Visitors can vote by text message for the Best Truckin' Food Truck. The winner, who will be named at 7:30 p.m., won't get just any old trophy, thanks to Cameron Davis, owner of Cruising Kitchens, who designed it. A pedestal-mounted miniature food truck that rocks back and forth and lights up will get the competitive juices flowing.

"I wanted something that the winner could put in front of their truck and show off," Davis said.

Admission is $10, and part of the proceeds will go to the American Cancer Society.

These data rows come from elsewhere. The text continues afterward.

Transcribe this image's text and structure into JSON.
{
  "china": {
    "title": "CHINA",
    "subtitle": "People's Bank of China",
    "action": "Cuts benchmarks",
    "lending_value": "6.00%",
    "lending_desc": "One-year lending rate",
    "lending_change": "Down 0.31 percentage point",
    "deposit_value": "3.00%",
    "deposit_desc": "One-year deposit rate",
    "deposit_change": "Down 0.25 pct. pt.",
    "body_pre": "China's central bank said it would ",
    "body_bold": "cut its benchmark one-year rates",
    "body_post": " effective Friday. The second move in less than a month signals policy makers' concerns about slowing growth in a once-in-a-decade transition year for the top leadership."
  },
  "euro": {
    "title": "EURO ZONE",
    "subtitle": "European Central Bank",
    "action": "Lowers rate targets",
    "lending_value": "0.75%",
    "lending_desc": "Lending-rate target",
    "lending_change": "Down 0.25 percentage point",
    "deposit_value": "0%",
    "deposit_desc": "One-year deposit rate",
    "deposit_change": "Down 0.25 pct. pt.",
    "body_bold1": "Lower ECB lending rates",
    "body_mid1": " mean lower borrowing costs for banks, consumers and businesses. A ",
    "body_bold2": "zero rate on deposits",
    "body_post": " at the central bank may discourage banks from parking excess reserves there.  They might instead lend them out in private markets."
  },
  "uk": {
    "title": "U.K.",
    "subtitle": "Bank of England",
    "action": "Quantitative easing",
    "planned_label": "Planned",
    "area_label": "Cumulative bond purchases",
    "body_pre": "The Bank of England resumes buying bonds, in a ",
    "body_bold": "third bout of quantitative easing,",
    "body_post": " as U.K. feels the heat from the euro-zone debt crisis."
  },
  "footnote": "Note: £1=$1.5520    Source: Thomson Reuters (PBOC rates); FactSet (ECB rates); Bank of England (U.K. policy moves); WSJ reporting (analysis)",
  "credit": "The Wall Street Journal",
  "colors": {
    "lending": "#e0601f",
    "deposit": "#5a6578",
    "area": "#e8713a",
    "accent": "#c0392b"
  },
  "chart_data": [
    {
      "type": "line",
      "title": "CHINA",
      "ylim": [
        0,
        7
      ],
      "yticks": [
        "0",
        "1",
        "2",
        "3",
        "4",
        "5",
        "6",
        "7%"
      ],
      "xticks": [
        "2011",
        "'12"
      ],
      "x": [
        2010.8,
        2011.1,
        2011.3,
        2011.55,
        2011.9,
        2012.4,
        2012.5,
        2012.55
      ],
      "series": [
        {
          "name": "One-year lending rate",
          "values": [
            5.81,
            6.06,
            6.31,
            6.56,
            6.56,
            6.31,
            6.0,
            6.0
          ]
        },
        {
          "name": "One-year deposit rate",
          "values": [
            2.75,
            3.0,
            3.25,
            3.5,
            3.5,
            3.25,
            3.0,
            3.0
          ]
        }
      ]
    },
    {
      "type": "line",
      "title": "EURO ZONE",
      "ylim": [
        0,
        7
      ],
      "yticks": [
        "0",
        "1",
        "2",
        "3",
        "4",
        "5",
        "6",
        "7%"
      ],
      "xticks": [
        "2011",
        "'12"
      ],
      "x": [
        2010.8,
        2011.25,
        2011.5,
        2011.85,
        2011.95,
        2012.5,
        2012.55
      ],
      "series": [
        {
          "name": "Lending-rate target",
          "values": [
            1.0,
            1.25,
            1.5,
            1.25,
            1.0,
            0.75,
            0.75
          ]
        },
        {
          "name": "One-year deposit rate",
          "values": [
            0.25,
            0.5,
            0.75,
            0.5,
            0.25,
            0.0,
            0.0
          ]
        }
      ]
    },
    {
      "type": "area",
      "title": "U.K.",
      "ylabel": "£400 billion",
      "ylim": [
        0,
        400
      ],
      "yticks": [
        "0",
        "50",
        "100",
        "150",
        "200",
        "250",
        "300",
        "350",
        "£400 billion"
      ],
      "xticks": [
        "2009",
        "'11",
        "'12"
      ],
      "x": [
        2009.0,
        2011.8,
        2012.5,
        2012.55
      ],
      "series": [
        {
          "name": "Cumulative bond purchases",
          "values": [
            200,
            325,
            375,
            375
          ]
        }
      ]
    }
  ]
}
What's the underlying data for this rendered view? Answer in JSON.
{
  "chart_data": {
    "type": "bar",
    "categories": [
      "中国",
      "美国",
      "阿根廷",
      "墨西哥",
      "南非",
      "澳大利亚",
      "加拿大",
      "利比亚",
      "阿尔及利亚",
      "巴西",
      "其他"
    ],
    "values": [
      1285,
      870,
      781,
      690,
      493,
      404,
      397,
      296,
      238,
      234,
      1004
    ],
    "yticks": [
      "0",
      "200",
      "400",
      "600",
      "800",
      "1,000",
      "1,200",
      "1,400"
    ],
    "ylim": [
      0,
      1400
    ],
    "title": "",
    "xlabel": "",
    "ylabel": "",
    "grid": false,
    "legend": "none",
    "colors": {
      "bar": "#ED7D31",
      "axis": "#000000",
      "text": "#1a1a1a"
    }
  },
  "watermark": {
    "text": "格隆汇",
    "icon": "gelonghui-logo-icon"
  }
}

"We wanted to help the community," said Decima Cooper, spokeswoman for Experience Arlington, formerly the Arlington Convention & Visitors Bureau.

She also had valuable advice to help visitors maximize the one stomach they have.

"We're telling people to bring a few friends," she said. "Everybody go to a different truck and then meet at a table in the middle and eat off each other's plates. That way you get the most out of it."